Johan marqua une pause en vidant son verre et il secoua la tête avec une moue.
— Non, insista-t-il, j’y ai jamais cru non plus à ce conte de fées. Surtout pas venant d’un type comme Robic. Oh, vous le verriez, c’est le grand patron irréprochable. Habits de luxe à l’américaine, soi-disant venus de là-bas, cravates bariolées, gourmette en or et cigares, tout pour en mettre plein la vue. À Louviec, on n’aime pas ça, et à Combourg non plus. J’oubliais : ses dents. Quand il était jeune, elles étaient toutes de travers, pas blanches et pas alignées. C’est comme ça aux States : tu pars moche, tu reviens beau. Enfin beau, c’est pas le mot pour Robic, mais de belles dents, ça arrange un gars.
— C’est quel genre de type ?
— Je ne l’ai vu que trois fois, à Rennes, dans des restos chics où on m’avait invité comme goûteur. Je l’entendais parler à la table à côté. Un type qui se prend pas pour de la merde, ça c’est sûr. Imbuvable. Critiquant tous les plats, donnant des ordres, sec, dur, pas le gars qui risque de venir à mon auberge.
— Il vient voir sa mère à Louviec ? demanda Matthieu.
— Penses-tu ! Non, c’est sa mère qui prend le car tous les mois pour déjeuner avec lui. Je pense qu’il lui verse une pension, quand même, car ses revenus se sont améliorés.
— Et tu vois quelqu’un à Louviec qui pourrait bien le connaître ? Intimement ?
— Pas un, vraiment pas un. Je t’ai dit, depuis qu’il a eu son bac, il a jamais remis les pieds au village.
— Bref, ce Robic, conclut Adamsberg, tu ne lui donnerais pas ta main à couper ?
— Pas un ongle, je te dis. C’est pas le tout, j’ai à vous faire déjeuner et j’ai encore des tas d’hommes à nourrir ce soir. Je vous laisse méditer entre vous sur cette pourriture.
— Ils seront partis, les tas d’hommes, Johan ! dit Adamsberg à voix forte car l’aubergiste avait entamé un chant dans sa cuisine.
— C’est du Lully, dit Veyrenc, qui venait d’entrer, suivi des autres lieutenants affamés.
Chacun s’attabla tandis qu’Adamsberg achevait de noter les informations recueillies par Mercadet, assez maigres mais significatives. Rien de suspect dans les mouvements et la comptabilité de l’entreprise de Robic. En revanche, son passé était plus trouble. Après son départ de Louviec, il avait dirigé un petit cercle de jeux assez modeste à Sète, près de Montpellier, mais au fil des ans, son train de vie avait alerté les autorités.
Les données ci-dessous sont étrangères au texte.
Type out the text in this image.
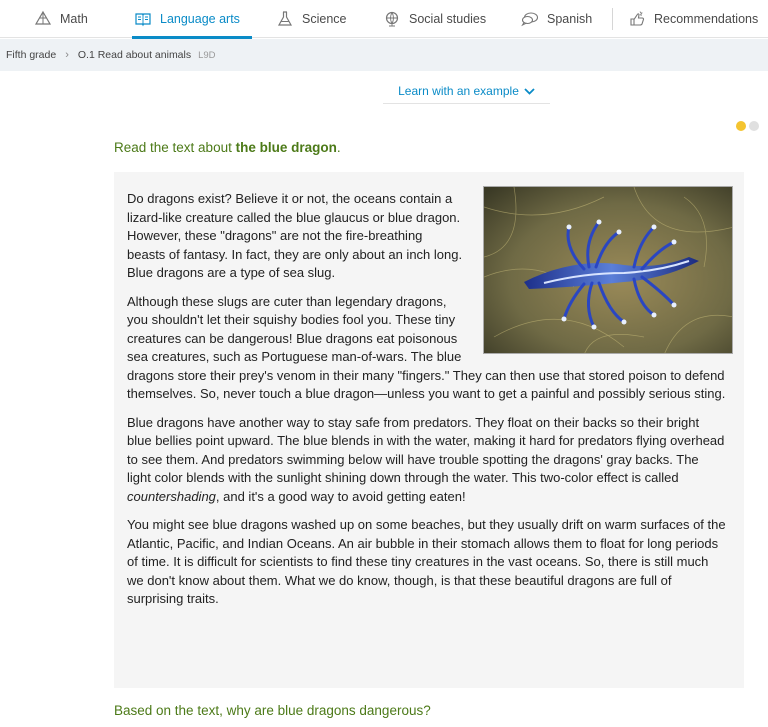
Math	Language arts	Science	Social studies	Spanish	Recommendations
Fifth grade › O.1 Read about animals L9D
Learn with an example
Read the text about the blue dragon.

Do dragons exist? Believe it or not, the oceans contain a lizard-like creature called the blue glaucus or blue dragon. However, these "dragons" are not the fire-breathing beasts of fantasy. In fact, they are only about an inch long. Blue dragons are a type of sea slug.

Although these slugs are cuter than legendary dragons, you shouldn't let their squishy bodies fool you. These tiny creatures can be dangerous! Blue dragons eat poisonous sea creatures, such as Portuguese man-of-wars. The blue dragons store their prey's venom in their many "fingers." They can then use that stored poison to defend themselves. So, never touch a blue dragon—unless you want to get a painful and possibly serious sting.

Blue dragons have another way to stay safe from predators. They float on their backs so their bright blue bellies point upward. The blue blends in with the water, making it hard for predators flying overhead to see them. And predators swimming below will have trouble spotting the dragons' gray backs. The light color blends with the sunlight shining down through the water. This two-color effect is called countershading, and it's a good way to avoid getting eaten!

You might see blue dragons washed up on some beaches, but they usually drift on warm surfaces of the Atlantic, Pacific, and Indian Oceans. An air bubble in their stomach allows them to float for long periods of time. It is difficult for scientists to find these tiny creatures in the vast oceans. So, there is still much we don't know about them. What we do know, though, is that these beautiful dragons are full of surprising traits.

Based on the text, why are blue dragons dangerous?
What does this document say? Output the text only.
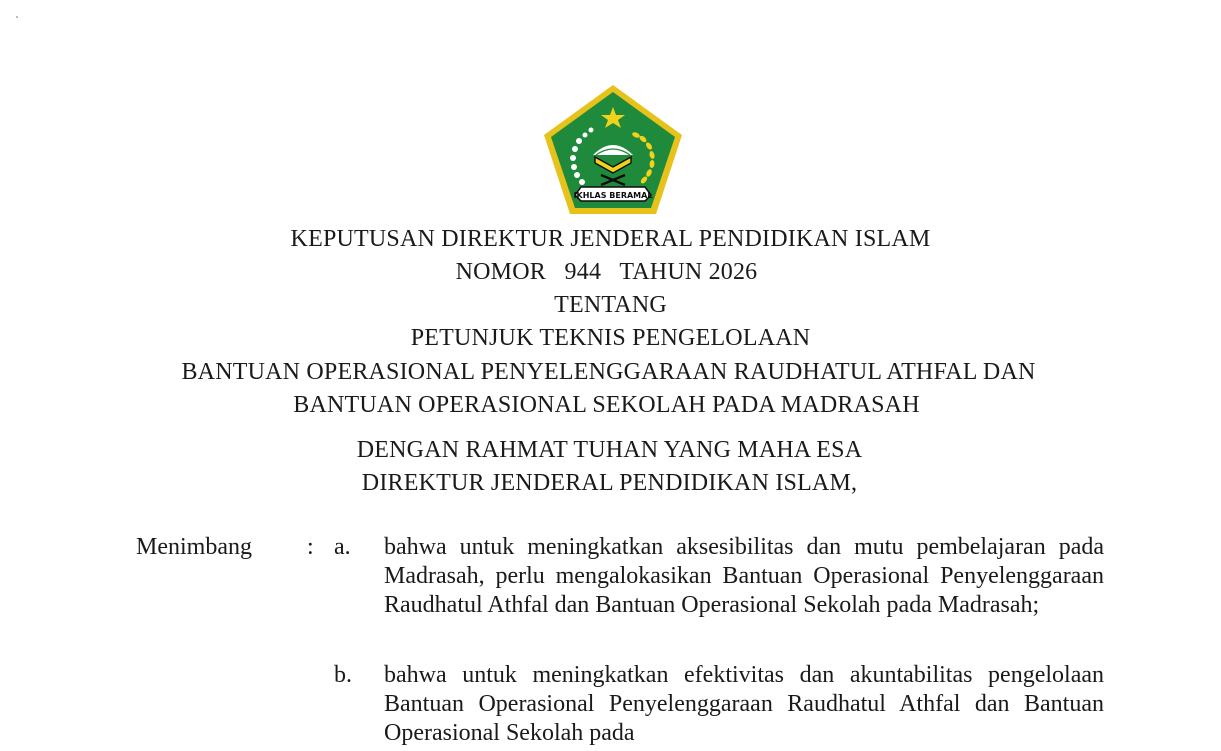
IKHLAS BERAMAL
KEPUTUSAN DIREKTUR JENDERAL PENDIDIKAN ISLAM
NOMOR   944   TAHUN 2026
TENTANG
PETUNJUK TEKNIS PENGELOLAAN
BANTUAN OPERASIONAL PENYELENGGARAAN RAUDHATUL ATHFAL DAN
BANTUAN OPERASIONAL SEKOLAH PADA MADRASAH
DENGAN RAHMAT TUHAN YANG MAHA ESA
DIREKTUR JENDERAL PENDIDIKAN ISLAM,
Menimbang : a. bahwa untuk meningkatkan aksesibilitas dan mutu pembelajaran pada Madrasah, perlu mengalokasikan Bantuan Operasional Penyelenggaraan Raudhatul Athfal dan Bantuan Operasional Sekolah pada Madrasah;
b. bahwa untuk meningkatkan efektivitas dan akuntabilitas pengelolaan Bantuan Operasional Penyelenggaraan Raudhatul Athfal dan Bantuan Operasional Sekolah pada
On avait procédé à une enquête qui n’avait rien donné de probant, sauf l’arrestation de deux de ses employés pour trafic de drogue. Robic avait assuré ne rien en savoir mais la mention « suspect » avait été notée sur sa fiche, sans complément d’informations. Même chose à Los Angeles, qu’il avait rejoint peu de temps après avoir quitté Sète, où on l’avait retrouvé à la tête d’une entreprise de vente de voitures de luxe. Il avait été un temps soupçonné de trafic de voitures volées mais l’enquête avait été abandonnée faute de preuves.
— Si Robic a trafiqué à droite et à gauche, il sait couvrir ses traces, dit Matthieu en écoutant Mercadet. Ce qui ne nous dit pas qui, à Louviec, aurait assez d’empire sur un homme de cette trempe pour l’amener à obéir et faire commettre un meurtre. Et pourquoi le docteur ?
— Pourquoi ? Mais à cause de l’avantage qu’il tirait de sa disparition, expliqua Adamsberg. Ce nuage qui planait sur lui, cette menace larvée, il tenait l’occasion de l’éliminer en en faisant porter la responsabilité à un autre.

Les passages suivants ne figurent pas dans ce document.